V1xIII;4078778; said:
Yeah, if you're dosing plant fertilizers, cut down. Especially if you're adding phosphorous. Here's an in depth article about cyanobacteria. http://www.skepticalaquarist.com/docs/algae/cyano.shtml


I'm familiar with that article, it's a good one . . . the best piece of advice I took from it was to increase water circulation/aeration . . . it seems like the cyanobacteria thrives in the dead-spots in low circulation tanks

when I've improved circulation/aeration, it has eventually eliminated the cyanobacteria . . . I'd certainly try that before using any chemicals
 
stlouiscards8;4078726; said:
Has anyone else dealt with this cyanobacteria and any ideas how to get rid of it?
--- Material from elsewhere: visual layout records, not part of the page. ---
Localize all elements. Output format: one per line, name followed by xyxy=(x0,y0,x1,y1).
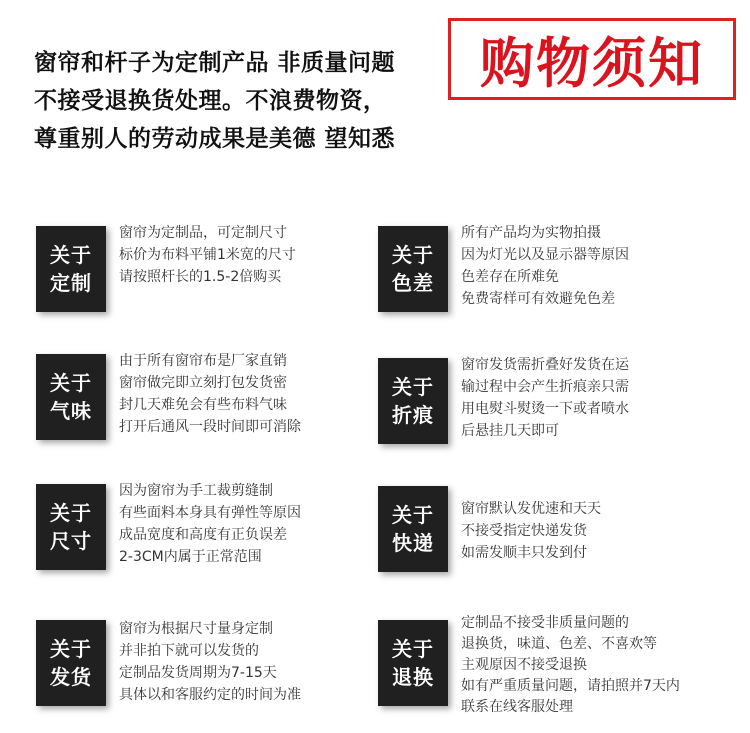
info-card-color-difference xyxy=(378,226,718,326)
description-line: 定制品发货周期为7-15天 xyxy=(119,665,277,681)
description-line: 定制品不接受非质量问题的 xyxy=(461,615,629,631)
badge-label-top: 关于 xyxy=(392,503,434,527)
card-description xyxy=(461,613,680,718)
description-line: 后悬挂几天即可 xyxy=(461,423,559,439)
badge-label-top: 关于 xyxy=(392,375,434,399)
card-description xyxy=(119,480,301,568)
card-description xyxy=(461,222,629,310)
card-badge xyxy=(36,226,106,312)
card-badge xyxy=(378,226,448,312)
page-title: 购物须知 xyxy=(480,31,704,95)
description-line: 主观原因不接受退换 xyxy=(461,657,587,673)
description-line: 因为窗帘为手工裁剪缝制 xyxy=(119,483,273,499)
description-line: 所有产品均为实物拍摄 xyxy=(461,225,601,241)
info-card-creases xyxy=(378,358,718,458)
intro-line: 尊重别人的劳动成果是美德 望知悉 xyxy=(34,126,396,152)
description-line: 输过程中会产生折痕亲只需 xyxy=(461,379,629,395)
card-description xyxy=(461,354,629,442)
info-card-odor xyxy=(36,354,376,454)
description-line: 窗帘默认发优速和天天 xyxy=(461,501,601,517)
description-line: 有些面料本身具有弹性等原因 xyxy=(119,505,301,521)
badge-label-top: 关于 xyxy=(392,243,434,267)
description-line: 打开后通风一段时间即可消除 xyxy=(119,419,301,435)
card-badge xyxy=(378,486,448,572)
description-line: 窗帘做完即立刻打包发货密 xyxy=(119,375,287,391)
badge-label-top: 关于 xyxy=(50,501,92,525)
description-line: 标价为布料平铺1米宽的尺寸 xyxy=(119,247,296,263)
intro-text xyxy=(34,44,395,158)
badge-label-top: 关于 xyxy=(50,371,92,395)
description-line: 2-3CM内属于正常范围 xyxy=(119,549,262,565)
info-card-customization xyxy=(36,226,376,326)
card-description xyxy=(119,350,301,438)
description-line: 退换货，味道、色差、不喜欢等 xyxy=(461,636,657,652)
badge-label-top: 关于 xyxy=(50,243,92,267)
card-badge xyxy=(378,620,448,706)
card-description xyxy=(461,498,601,564)
description-line: 并非拍下就可以发货的 xyxy=(119,643,259,659)
description-line: 窗帘为根据尺寸量身定制 xyxy=(119,621,273,637)
card-badge xyxy=(36,620,106,706)
description-line: 联系在线客服处理 xyxy=(461,699,573,715)
badge-label-bottom: 退换 xyxy=(392,665,434,689)
badge-label-bottom: 发货 xyxy=(50,665,92,689)
card-description xyxy=(119,222,296,288)
badge-label-bottom: 折痕 xyxy=(392,403,434,427)
description-line: 因为灯光以及显示器等原因 xyxy=(461,247,629,263)
description-line: 免费寄样可有效避免色差 xyxy=(461,291,615,307)
description-line: 用电熨斗熨烫一下或者喷水 xyxy=(461,401,629,417)
title-box xyxy=(448,18,736,100)
card-description xyxy=(119,618,301,706)
description-line: 由于所有窗帘布是厂家直销 xyxy=(119,353,287,369)
badge-label-bottom: 色差 xyxy=(392,271,434,295)
info-card-returns xyxy=(378,615,718,720)
info-card-shipping xyxy=(36,620,376,720)
badge-label-bottom: 气味 xyxy=(50,399,92,423)
description-line: 窗帘为定制品，可定制尺寸 xyxy=(119,225,287,241)
description-line: 窗帘发货需折叠好发货在运 xyxy=(461,357,629,373)
description-line: 如有严重质量问题，请拍照并7天内 xyxy=(461,678,680,694)
info-card-express xyxy=(378,486,718,586)
badge-label-bottom: 定制 xyxy=(50,271,92,295)
description-line: 成品宽度和高度有正负误差 xyxy=(119,527,287,543)
badge-label-bottom: 尺寸 xyxy=(50,529,92,553)
card-badge xyxy=(36,354,106,440)
description-line: 不接受指定快递发货 xyxy=(461,523,587,539)
description-line: 具体以和客服约定的时间为准 xyxy=(119,687,301,703)
intro-line: 窗帘和杆子为定制产品 非质量问题 xyxy=(34,50,396,76)
badge-label-bottom: 快递 xyxy=(392,531,434,555)
intro-line: 不接受退换货处理。不浪费物资， xyxy=(34,88,387,114)
description-line: 如需发顺丰只发到付 xyxy=(461,545,587,561)
card-badge xyxy=(378,358,448,444)
card-badge xyxy=(36,484,106,570)
badge-label-top: 关于 xyxy=(50,637,92,661)
description-line: 请按照杆长的1.5-2倍购买 xyxy=(119,269,282,285)
info-card-size xyxy=(36,484,376,584)
description-line: 色差存在所难免 xyxy=(461,269,559,285)
description-line: 封几天难免会有些布料气味 xyxy=(119,397,287,413)
badge-label-top: 关于 xyxy=(392,637,434,661)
I suffered with cyano problems for a while in my discus/community tank (45 gal). It was a situation similar to what you described in your tank. The thing that finally worked for me was to dose my tank. It is my understanding that the cyano can deal with insufficient or unbalanced macronutrients and this leads to them out competing the plants. My plants seemed weak and cyano blanketed everything within a few days of me cleaning it. It was difficult for me to add nitrogen when my life has always focused on reducing nitrates but I've been adding Brightwell Aquatics for the last two months and I no longer have cyanobacteria and the plants are growing nicely. I use their Florin-K (potassium), FlorinAxis (carbon), and FlorinGro (nitrogen). I use aprox. 20 drops a day of the potassium and nitrogen and 10 drops of the carbon. In some ways I wish I was able to just try one at a time to see what is making the difference but after a lot of reading, I felt I needed all of them. Even with the additional nitrogen, my readings for nitrates are 0... maybe I need to add even more since the plants are using it up! The BrightwellAquatics website has a lot of information. As a science teacher, I get a kick out of reading their descriptions... when my students start complaining that they will never need to know about the Krebs cycle in the real world I can whip out the bottle of FlorinAxis and show them how this product mentions it at least three times on the label! Best of luck with destroying that smelly slime.